We all come here in need of healing of body, mind or spirit. Who among us has not felt a bit wounded by living in this world? Some of are in need of physical healing. Others are in need of emotional healing or healing from painful memories. Some of us know people who suffer the wounds of Post Traumatic Stress. There are broken relationships in need of healing. There are those among us who are struggling under the heavy weight of grief. There are some who suffer from dark bouts of depression.
This past week I read Parker Palmer’s description of the deep depression he experienced in his forties. He wrote of his healing this way. “I felt at home in my own skin, and at home on the face of the earth for the first time.”
What are the areas of your life that are in need of God’s healing touch?
At one church I served we held monthly services of healing prayer. We gathered on Sunday nights. The services were simple and open ended. We read scripture, sang hymns and shared together in Holy Communion. After people took Communion they were invited to kneel for anointing and prayer. The size of the crowd varied depending what was happening in the life of the congregation.
One Sunday morning an older woman named Dot came to me at the end of the worship service and told me that she had been diagnosed with inoperable cancer. The doctors told her that the cancer was treatable but not curable. She was a dear, sweet lady who rarely asked for anything for herself. She was not comfortable telling me about her illness but she asked to be on the prayer list.
Dot came to our Service of Healing and Wholeness the next Sunday and brought her daughter and her two sisters with her. I recall worrying that the service might giver her unrealistic expectations regarding her diagnosis.
After receiving the bread and cup of the Eucharist, Dot made her way to one of the stations where she could be anointed and prayed for. I watched her and said my own prayers for her.

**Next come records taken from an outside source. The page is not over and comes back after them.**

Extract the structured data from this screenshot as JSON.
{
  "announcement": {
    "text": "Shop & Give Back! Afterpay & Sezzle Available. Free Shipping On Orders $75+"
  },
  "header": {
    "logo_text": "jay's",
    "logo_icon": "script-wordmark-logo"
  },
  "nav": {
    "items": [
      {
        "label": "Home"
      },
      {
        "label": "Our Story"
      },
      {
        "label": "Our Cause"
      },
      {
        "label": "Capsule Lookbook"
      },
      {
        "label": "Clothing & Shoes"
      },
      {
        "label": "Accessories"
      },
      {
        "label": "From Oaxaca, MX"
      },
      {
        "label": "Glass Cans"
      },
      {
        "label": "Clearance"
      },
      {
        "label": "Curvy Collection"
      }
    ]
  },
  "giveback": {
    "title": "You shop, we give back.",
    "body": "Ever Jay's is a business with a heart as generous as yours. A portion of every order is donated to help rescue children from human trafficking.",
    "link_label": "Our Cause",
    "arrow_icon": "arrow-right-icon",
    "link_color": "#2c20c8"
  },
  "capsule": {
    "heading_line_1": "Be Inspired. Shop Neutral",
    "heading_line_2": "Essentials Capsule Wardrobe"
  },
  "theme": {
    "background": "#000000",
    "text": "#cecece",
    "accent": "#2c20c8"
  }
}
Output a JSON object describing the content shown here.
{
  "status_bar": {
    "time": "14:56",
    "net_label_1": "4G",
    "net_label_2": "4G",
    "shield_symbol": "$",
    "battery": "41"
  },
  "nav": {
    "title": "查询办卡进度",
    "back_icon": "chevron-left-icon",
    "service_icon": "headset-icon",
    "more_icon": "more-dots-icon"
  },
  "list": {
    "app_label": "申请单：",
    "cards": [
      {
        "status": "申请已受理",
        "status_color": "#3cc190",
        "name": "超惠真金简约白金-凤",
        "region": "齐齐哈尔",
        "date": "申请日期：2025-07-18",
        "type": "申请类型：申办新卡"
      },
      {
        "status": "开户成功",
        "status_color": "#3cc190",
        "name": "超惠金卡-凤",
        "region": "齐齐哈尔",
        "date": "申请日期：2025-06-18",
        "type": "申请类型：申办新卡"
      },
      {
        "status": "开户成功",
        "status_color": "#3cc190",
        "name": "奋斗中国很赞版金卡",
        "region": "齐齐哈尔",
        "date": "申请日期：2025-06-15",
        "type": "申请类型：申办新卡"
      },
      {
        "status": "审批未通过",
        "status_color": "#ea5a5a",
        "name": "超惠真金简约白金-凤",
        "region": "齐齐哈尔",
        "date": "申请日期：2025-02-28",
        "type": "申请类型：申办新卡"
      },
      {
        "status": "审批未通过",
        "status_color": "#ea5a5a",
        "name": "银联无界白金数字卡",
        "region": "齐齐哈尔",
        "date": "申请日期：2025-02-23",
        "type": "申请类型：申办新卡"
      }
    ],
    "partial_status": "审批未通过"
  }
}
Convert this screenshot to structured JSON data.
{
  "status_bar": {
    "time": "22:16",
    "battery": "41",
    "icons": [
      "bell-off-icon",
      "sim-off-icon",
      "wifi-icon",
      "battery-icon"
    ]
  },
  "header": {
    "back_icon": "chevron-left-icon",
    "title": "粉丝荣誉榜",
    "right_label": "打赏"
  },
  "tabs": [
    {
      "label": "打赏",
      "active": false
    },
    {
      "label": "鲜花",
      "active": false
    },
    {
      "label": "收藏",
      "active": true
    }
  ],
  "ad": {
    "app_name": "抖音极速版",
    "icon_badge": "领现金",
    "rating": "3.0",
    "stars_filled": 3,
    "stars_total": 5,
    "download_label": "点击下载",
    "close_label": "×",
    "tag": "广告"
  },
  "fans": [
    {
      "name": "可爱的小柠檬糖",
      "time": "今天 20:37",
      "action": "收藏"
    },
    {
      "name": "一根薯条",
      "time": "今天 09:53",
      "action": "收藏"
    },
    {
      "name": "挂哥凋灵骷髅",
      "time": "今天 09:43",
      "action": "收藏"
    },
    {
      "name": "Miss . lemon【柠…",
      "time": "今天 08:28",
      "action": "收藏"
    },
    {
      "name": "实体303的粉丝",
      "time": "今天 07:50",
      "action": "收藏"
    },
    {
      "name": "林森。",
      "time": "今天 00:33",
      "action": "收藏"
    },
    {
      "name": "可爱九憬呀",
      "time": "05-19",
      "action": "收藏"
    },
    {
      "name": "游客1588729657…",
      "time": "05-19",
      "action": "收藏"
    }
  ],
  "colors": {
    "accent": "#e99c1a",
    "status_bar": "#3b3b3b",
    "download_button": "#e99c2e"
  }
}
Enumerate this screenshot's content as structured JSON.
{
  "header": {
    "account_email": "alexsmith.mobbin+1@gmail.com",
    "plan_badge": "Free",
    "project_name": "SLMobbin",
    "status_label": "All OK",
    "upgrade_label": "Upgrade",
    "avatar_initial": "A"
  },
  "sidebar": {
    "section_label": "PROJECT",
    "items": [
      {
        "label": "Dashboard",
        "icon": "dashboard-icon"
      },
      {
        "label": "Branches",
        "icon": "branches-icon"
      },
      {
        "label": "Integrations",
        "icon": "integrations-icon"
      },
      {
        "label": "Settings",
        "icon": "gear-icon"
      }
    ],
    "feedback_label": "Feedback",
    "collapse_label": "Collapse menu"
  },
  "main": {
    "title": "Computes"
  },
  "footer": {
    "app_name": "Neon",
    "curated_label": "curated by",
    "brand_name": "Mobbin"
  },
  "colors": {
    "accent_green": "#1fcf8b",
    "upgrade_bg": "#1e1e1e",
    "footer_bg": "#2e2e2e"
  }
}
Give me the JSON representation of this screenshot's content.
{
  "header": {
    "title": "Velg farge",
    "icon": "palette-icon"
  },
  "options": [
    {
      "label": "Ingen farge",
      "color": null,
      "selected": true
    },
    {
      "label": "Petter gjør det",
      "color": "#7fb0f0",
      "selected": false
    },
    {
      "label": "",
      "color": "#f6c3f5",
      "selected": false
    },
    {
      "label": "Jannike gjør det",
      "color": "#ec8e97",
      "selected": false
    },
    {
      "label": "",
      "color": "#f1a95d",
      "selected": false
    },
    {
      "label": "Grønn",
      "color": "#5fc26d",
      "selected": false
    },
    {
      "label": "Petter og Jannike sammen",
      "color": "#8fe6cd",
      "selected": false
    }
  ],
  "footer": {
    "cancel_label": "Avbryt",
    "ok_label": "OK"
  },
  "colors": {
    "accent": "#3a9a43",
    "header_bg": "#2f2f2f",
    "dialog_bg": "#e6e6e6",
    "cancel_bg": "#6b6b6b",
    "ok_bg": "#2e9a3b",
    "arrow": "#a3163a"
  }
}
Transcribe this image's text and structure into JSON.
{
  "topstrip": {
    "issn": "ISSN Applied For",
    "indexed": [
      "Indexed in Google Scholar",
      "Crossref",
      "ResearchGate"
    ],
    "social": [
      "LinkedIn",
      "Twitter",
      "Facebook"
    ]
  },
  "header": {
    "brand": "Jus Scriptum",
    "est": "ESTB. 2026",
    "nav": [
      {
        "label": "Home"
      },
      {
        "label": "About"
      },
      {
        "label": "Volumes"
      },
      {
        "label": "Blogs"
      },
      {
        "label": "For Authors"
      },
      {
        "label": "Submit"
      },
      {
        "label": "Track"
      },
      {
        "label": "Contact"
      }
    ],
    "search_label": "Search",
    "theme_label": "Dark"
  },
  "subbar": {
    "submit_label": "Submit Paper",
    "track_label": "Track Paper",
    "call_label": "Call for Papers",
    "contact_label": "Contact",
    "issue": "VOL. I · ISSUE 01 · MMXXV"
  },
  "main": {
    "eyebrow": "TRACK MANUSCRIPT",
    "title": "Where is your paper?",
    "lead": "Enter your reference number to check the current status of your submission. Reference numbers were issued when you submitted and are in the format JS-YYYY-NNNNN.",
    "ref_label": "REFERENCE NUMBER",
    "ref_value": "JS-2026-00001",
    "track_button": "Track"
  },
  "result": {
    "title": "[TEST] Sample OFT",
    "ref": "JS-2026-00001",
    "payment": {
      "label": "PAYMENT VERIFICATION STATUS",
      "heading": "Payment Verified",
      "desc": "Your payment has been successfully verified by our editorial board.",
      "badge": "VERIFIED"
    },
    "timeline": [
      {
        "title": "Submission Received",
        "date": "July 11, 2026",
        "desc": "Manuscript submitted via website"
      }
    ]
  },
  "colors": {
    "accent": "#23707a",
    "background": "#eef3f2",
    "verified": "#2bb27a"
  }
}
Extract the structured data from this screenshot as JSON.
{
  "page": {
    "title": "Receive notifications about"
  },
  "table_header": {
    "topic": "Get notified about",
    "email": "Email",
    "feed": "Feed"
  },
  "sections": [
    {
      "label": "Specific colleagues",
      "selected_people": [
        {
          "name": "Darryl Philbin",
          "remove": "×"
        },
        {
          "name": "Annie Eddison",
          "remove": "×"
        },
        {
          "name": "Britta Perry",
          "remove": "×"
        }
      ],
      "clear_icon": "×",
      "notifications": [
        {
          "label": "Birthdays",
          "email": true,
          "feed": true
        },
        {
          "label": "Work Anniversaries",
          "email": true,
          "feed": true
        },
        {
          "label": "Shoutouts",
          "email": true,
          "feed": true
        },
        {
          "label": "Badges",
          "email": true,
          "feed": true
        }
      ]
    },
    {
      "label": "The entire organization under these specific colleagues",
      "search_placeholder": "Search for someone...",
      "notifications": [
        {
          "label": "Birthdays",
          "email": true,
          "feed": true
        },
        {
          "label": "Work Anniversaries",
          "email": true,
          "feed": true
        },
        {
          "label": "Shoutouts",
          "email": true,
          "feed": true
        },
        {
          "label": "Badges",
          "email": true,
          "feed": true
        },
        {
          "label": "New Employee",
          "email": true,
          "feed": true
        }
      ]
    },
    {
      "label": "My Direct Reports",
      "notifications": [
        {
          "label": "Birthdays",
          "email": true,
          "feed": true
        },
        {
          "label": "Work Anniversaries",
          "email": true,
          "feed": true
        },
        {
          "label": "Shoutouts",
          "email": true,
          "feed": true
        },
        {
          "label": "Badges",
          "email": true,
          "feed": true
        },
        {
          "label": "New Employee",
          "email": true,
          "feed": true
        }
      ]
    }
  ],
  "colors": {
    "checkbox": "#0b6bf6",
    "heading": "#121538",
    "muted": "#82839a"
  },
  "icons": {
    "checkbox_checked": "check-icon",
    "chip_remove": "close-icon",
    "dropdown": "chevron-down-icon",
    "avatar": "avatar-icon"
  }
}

Weeks and months passed and Dot’s health steadily declined. Finally, she entered hospice care at her daughter’s home. The associate pastor and I took turns visiting with her and praying with her. Each week Dot would greet me in a very weak voice, but she would say, “I have some things on my heart that God wants me to tell you.” Each week this quiet and introverted lady would tell me something incredibly profound and prophetic. It was obvious that she and God were communing closely during these last days of her life.
One day she said, “God wants me to tell you to quit worrying so much about you children’s behavior in church. Spend more time playing with them and less time disciplining them and things will go just fine.” I wondered if my family had put her up to that, but I never forgot it.
One day she said, “I never told you about my healing, did I?” I was perplexed. She proceeded, “It happened that night at church when those kind people put oil on my forehead and prayed for me. I was so anxious and afraid of facing this journey with cancer and I needed God to give me peace and reassurance. When they prayed for me, peace flooded me and has not left me since. God gave me what I needed and I am so blessed.”
What areas of your life need healing?
God meet us here at the place of our deepest need. We need to come with a posture of openness and a level of vulnerability that we are not accustomed to having.
Parker Palmer said that for years he lived in denial about his depression but it kept following him around shouting at his back, throwing rocks and hitting him until he hurt. One day he turned around and said, “What do you want from me?” In acknowledging this deep need, he began to find wholeness.
At the basic level of why we pray is that we believe in the God who loves us. God meets us here as we come with open hearts.